Schedule your outrage. It’s not enough to limit your news consumption to when you’re off the clock. It’s also not realistic, given how much digital access most workers have throughout the day. Even if you’re offline a few hours, one of your colleagues is bound to bring up any earth-shattering news you missed.

You already know you’re bound to get agitated by the news of the day. Rather than let it get to you at work, schedule some time before or after hours to feel the anger and grief prompted by the news. You also may want to use that time to connect with others who share your sentiments and plot ways to help the cause.

Commit to at least one ongoing political act. It doesn’t matter how small, so long as it’s relatively frequent. It could be a morning call to Congress, a weekly donation to your political issue of choice or a monthly act of civil disobedience.

Build this act into your calendar, just as you do with your outrage. This will help you chug through work deadlines unfettered by the relentless news cycle. You still can be concerned about society without thinking too deeply on it or working to improve it every hour of the workday.


Step out of your comfort zone.
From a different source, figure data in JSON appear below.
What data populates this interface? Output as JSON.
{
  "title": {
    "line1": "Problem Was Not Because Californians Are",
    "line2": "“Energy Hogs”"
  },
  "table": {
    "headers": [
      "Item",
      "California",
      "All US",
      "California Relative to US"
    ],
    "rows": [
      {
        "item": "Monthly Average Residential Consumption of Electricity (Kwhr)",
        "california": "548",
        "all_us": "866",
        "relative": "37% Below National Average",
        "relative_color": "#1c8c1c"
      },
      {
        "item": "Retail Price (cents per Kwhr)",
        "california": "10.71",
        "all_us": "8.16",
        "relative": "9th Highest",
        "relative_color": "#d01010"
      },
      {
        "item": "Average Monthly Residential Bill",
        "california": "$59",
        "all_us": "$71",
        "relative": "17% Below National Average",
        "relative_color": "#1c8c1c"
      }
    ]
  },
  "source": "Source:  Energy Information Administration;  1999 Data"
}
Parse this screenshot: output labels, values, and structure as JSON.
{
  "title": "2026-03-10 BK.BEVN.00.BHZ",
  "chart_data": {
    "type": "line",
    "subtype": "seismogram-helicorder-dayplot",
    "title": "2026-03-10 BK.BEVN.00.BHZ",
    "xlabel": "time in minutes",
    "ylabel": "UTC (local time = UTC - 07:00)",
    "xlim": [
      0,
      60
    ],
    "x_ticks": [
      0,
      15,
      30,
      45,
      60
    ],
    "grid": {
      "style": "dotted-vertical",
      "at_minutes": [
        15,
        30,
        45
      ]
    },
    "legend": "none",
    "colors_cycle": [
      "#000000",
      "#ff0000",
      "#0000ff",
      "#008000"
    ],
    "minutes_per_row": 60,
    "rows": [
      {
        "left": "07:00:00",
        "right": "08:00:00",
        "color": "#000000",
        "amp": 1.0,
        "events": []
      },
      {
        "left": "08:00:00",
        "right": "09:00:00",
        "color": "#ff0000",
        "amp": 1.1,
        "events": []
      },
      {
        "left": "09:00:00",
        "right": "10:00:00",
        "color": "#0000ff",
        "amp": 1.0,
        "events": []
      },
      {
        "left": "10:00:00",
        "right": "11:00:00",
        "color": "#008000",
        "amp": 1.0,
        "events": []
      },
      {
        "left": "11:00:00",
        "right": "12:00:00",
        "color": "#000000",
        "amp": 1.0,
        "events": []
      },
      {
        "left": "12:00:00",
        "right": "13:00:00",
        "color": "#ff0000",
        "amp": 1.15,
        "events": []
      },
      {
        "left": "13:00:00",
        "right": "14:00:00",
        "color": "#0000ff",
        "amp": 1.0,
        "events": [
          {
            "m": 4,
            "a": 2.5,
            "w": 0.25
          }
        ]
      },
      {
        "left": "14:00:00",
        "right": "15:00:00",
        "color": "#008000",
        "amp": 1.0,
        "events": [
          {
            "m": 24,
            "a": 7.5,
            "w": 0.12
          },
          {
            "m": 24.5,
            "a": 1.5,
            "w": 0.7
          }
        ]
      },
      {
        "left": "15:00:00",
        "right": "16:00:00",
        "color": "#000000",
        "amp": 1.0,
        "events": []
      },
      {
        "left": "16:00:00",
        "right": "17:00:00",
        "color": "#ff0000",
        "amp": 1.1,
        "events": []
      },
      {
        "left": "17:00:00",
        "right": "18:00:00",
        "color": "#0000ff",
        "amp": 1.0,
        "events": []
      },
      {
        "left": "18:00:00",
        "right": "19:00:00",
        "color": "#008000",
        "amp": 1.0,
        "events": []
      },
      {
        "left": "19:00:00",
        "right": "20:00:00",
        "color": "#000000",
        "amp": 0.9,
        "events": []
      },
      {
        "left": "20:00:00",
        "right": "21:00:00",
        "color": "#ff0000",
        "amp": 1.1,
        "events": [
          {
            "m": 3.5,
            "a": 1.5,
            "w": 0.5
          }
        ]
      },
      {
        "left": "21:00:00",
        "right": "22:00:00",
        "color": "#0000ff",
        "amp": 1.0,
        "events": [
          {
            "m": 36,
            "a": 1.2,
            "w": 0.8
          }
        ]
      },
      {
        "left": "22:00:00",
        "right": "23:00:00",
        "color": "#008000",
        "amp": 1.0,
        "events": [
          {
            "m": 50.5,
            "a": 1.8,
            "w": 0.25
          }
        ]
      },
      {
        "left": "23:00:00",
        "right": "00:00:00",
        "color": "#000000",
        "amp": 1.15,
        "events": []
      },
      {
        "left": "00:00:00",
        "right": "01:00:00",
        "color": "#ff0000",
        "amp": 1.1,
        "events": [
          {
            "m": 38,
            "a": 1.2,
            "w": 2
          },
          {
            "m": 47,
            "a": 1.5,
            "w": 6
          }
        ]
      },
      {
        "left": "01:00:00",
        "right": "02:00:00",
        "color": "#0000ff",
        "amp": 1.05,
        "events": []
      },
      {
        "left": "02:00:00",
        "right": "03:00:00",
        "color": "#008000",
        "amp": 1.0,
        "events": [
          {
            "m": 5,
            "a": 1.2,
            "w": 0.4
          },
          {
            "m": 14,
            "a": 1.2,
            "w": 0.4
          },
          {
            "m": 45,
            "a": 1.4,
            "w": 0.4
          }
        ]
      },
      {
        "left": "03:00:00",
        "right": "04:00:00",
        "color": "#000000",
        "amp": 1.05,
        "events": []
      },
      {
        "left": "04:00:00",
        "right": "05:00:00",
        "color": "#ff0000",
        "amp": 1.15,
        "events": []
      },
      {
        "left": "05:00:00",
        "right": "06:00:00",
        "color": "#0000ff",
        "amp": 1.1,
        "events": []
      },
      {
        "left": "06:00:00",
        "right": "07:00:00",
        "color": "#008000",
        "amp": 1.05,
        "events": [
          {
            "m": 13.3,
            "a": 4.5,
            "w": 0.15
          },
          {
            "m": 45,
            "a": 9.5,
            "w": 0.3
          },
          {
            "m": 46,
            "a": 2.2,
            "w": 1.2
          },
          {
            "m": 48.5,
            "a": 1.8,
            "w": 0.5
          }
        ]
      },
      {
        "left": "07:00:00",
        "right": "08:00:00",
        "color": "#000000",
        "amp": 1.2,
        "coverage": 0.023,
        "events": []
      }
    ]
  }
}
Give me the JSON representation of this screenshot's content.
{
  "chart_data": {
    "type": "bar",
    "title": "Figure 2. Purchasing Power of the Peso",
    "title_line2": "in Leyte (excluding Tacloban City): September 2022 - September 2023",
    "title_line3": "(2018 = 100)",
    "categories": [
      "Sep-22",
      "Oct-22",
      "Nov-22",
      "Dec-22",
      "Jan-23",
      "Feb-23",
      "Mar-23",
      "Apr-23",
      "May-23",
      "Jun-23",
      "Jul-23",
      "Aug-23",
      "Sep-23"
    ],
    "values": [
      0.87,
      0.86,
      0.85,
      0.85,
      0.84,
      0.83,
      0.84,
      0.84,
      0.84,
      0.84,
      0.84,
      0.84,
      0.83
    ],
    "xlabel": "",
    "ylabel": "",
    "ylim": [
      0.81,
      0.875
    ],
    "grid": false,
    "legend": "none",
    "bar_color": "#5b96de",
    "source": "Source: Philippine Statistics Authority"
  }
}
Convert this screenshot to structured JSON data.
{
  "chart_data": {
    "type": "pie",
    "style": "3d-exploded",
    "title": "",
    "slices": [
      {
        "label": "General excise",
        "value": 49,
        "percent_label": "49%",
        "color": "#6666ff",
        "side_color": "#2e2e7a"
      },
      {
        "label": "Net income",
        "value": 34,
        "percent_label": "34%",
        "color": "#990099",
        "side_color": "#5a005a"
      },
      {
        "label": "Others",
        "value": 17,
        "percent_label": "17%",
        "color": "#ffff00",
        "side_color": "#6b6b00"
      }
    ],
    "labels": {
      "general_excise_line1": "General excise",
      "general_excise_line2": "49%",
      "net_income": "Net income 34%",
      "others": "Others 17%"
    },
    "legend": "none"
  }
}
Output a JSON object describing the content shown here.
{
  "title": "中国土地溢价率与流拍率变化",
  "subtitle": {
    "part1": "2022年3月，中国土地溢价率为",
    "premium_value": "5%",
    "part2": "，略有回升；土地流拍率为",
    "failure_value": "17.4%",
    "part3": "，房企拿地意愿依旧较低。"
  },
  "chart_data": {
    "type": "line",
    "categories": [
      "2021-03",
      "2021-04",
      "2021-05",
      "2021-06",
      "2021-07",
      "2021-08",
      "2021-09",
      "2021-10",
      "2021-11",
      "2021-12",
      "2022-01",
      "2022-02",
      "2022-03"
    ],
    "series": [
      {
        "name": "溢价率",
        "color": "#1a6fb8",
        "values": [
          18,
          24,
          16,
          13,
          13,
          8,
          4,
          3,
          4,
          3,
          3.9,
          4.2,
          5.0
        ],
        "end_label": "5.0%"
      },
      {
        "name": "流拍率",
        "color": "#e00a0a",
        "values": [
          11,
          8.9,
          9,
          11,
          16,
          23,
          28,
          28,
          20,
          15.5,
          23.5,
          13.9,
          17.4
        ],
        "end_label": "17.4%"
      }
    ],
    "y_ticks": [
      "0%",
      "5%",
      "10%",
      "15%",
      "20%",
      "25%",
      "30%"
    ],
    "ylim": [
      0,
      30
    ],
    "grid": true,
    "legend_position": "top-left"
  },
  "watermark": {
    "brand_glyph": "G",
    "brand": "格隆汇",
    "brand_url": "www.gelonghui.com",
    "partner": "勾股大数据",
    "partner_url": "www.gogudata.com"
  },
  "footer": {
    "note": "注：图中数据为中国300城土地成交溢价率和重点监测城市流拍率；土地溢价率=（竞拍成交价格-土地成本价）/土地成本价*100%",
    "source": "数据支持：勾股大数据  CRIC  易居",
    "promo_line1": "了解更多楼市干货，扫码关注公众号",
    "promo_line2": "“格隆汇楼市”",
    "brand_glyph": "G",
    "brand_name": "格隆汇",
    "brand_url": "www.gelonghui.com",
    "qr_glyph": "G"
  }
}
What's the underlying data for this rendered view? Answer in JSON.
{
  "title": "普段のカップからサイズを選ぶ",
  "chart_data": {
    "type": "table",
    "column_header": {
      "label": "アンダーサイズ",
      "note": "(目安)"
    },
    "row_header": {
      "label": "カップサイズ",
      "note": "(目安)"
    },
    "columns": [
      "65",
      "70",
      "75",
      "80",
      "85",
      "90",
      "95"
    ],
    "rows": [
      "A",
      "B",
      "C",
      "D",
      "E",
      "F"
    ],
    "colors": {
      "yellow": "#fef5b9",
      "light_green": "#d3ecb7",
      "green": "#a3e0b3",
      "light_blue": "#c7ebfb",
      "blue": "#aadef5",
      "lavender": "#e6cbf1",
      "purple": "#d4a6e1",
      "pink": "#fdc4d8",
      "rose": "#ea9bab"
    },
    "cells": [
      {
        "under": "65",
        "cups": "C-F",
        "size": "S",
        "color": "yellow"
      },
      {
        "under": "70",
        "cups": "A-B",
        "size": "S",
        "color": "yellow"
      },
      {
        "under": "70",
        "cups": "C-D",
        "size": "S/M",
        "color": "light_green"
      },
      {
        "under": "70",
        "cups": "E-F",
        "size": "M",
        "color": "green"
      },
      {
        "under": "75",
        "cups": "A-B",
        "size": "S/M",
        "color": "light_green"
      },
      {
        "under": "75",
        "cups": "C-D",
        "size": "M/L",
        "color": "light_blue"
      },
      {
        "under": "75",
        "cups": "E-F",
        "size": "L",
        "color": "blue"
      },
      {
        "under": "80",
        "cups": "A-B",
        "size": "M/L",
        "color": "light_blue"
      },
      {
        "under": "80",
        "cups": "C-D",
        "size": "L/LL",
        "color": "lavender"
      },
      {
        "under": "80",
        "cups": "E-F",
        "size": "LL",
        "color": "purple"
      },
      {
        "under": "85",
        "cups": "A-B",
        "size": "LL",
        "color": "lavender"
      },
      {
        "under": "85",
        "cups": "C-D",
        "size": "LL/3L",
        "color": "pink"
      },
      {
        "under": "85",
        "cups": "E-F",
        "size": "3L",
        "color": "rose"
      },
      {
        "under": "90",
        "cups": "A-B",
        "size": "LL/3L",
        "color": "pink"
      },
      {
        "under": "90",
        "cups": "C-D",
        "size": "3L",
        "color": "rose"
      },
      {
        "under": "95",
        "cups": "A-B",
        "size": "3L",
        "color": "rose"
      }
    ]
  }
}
Commit to broadening your socially conscious horizons at least once a quarter. Read up on a distressing issue you keep meaning to learn more about. Organize a food, clothing or fund drive among workplace colleagues. Speak out against your employer’s support of an unjust cause or political candidate. Attend your first (or second, or tenth) political vigil, rally or protest.

Take time to compose yourself as needed. Sometimes the latest natural disaster, mass shooting or unfeeling act of a political leader strikes a bit closer to home than usual. Compartmentalizing likely won’t help in this case. You’ll be lucky if you can remember what you were working on before the distressing news broke. Instead, you’ll probably find yourself staring at your computer screen for who-knows-how-long, accomplishing nothing.

That’s when it’s time to step outside your office. Talk to a close colleague. Message a loved one. Make a donation. Call your political representatives. Venture outdoors a few minutes. Smile at a baby. Pet a puppy. Do something to help someone in need. Breathe deeply. When you return to your desk, go easy on yourself and do the best you can. Remember, tomorrow is another day.